The rest of 2011 includes presentations invited to give at:

• UK NB parent meeting in London — on history of NB clinical trials and current research
• APHON (Association of Pediatric Hematology/Oncology Nurses) in Los Angeles — on parent decision making and expectations when enrolling children in phase I and phase II trials
• SIOP in Auckland —  on research news source for parents of children with neuroblastoma

An educational year

I have learned some interesting things along the way. Some information is repeated, repeatedly. I saw three presentations last year on MIBG and Curie scoring at three different meetings, and several variations on the ALK mutation, expression, and inhibition research. Repetition certainly helps me learn incrementally and cements the content in place!

I also found it was essential to explore the bigger picture of pediatric oncology with regard to drug development and regulation, clinical trial design and interpretation, overlap of research in other solid tumors informing different disease groups, bioethics, psycho-oncology, palliative care research, and so many other related topics because they have filled in the gaps of my understanding with my narrow focus on neuroblastoma. It has indeed been an intense education and I am looking forward to year 2.

Caution: good information is not enough

Ultimately, the children who suffer this dread disease are the focus and reason for this work. I believe this is a worthwhile endeavor.

But unfortunately, good information is not enough. Some parents, like me, have an insatiable desire to learn all there is to know about neuroblastoma and its treatment after their child is diagnosed.
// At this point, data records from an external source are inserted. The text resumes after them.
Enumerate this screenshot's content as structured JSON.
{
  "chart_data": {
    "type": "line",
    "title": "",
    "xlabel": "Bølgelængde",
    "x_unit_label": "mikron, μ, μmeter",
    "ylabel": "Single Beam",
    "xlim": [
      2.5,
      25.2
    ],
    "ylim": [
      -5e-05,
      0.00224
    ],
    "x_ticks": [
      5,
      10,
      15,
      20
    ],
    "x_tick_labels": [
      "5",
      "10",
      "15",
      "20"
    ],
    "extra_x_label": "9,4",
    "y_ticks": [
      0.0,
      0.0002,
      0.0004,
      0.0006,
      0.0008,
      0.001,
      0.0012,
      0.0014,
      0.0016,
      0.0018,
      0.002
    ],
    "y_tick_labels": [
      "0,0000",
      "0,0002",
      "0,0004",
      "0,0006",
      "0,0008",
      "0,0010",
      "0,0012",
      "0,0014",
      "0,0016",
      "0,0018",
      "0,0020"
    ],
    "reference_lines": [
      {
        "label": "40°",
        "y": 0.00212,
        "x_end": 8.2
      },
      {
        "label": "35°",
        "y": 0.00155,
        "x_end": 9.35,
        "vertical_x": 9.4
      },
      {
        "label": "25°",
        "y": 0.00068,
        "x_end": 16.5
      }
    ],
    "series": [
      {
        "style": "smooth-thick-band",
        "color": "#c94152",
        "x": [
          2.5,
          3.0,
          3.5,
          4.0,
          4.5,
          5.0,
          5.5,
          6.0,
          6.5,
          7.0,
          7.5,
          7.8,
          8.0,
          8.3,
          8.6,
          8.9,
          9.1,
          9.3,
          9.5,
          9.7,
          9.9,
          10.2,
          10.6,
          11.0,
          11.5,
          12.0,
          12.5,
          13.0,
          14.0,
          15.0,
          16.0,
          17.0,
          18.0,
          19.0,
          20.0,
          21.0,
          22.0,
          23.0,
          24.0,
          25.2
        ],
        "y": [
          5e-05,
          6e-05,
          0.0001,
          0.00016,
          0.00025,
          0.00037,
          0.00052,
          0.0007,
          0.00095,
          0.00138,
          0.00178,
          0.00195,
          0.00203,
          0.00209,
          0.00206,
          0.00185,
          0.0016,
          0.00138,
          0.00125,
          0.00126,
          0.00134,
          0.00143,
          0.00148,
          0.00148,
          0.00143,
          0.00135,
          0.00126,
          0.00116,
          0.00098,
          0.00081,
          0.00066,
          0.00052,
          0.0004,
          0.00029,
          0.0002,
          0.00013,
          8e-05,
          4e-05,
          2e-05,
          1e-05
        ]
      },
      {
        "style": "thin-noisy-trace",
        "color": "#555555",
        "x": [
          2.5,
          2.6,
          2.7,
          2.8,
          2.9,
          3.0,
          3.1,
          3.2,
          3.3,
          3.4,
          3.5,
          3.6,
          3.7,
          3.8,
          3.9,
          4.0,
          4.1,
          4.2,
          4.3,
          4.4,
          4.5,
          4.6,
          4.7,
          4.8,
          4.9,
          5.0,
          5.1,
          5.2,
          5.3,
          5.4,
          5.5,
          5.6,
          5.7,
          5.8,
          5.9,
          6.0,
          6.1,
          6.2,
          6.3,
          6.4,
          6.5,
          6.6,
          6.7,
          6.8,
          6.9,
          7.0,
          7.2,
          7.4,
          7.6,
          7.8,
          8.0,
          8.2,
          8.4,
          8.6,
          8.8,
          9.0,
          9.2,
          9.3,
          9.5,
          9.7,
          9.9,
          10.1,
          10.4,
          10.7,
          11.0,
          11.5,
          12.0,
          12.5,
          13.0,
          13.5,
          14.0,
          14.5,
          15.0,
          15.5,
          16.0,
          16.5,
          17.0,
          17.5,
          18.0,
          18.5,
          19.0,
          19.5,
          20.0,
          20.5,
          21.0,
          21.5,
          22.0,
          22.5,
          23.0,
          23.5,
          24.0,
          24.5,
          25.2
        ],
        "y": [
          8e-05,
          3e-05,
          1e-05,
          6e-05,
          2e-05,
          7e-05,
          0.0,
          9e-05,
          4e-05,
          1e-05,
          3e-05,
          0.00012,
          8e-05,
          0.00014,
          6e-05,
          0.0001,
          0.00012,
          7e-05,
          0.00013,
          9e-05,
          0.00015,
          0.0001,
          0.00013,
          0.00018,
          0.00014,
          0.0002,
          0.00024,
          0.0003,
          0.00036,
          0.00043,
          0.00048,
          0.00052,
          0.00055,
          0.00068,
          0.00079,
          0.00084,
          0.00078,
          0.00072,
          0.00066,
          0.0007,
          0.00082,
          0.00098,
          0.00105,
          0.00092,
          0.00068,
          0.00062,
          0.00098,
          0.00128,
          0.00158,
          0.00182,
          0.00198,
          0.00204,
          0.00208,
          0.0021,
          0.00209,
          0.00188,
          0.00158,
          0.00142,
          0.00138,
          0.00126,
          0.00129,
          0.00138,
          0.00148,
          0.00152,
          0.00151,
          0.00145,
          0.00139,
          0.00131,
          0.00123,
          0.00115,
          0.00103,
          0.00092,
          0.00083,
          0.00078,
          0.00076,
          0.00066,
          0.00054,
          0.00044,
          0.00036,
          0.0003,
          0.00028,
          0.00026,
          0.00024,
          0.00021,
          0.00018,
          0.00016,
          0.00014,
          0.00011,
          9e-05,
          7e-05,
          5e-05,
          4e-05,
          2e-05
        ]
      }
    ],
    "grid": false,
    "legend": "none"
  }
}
Sadly, this does not guarantee a good outcome.  A strong caution is offered here: find a medical team you trust.

Being an informed parent will enhance communication with your child’s oncologist and help you provide the best possible care for your child.  My own experience involved a difficult struggle with this issue.  Two years of no sleep after my son relapsed—staying up all hours reading and researching—I was a basket case fighting for his life and stressed to the limit. I was ultimately saved by another parent’s cautionary tale. Their doctor had gently warned them that if they never decided to trust a physician—and took full responsibility upon themselves—the consequences would be severe in blaming themselves if the outcome was not good.

This hit me like a ton of bricks.  I suddenly realized how unrealistic my endeavors and expectations were—I was not and never will be an oncologist. The conscious decision to trust our medical team was made at that moment.  I remained every bit as engaged in care and treatment decisions, of course, but I realized it was not up to me to save my son. We all did our very best. Because of this firm understanding I emphatically believe that my son had the best possible care, and therefore have no regrets.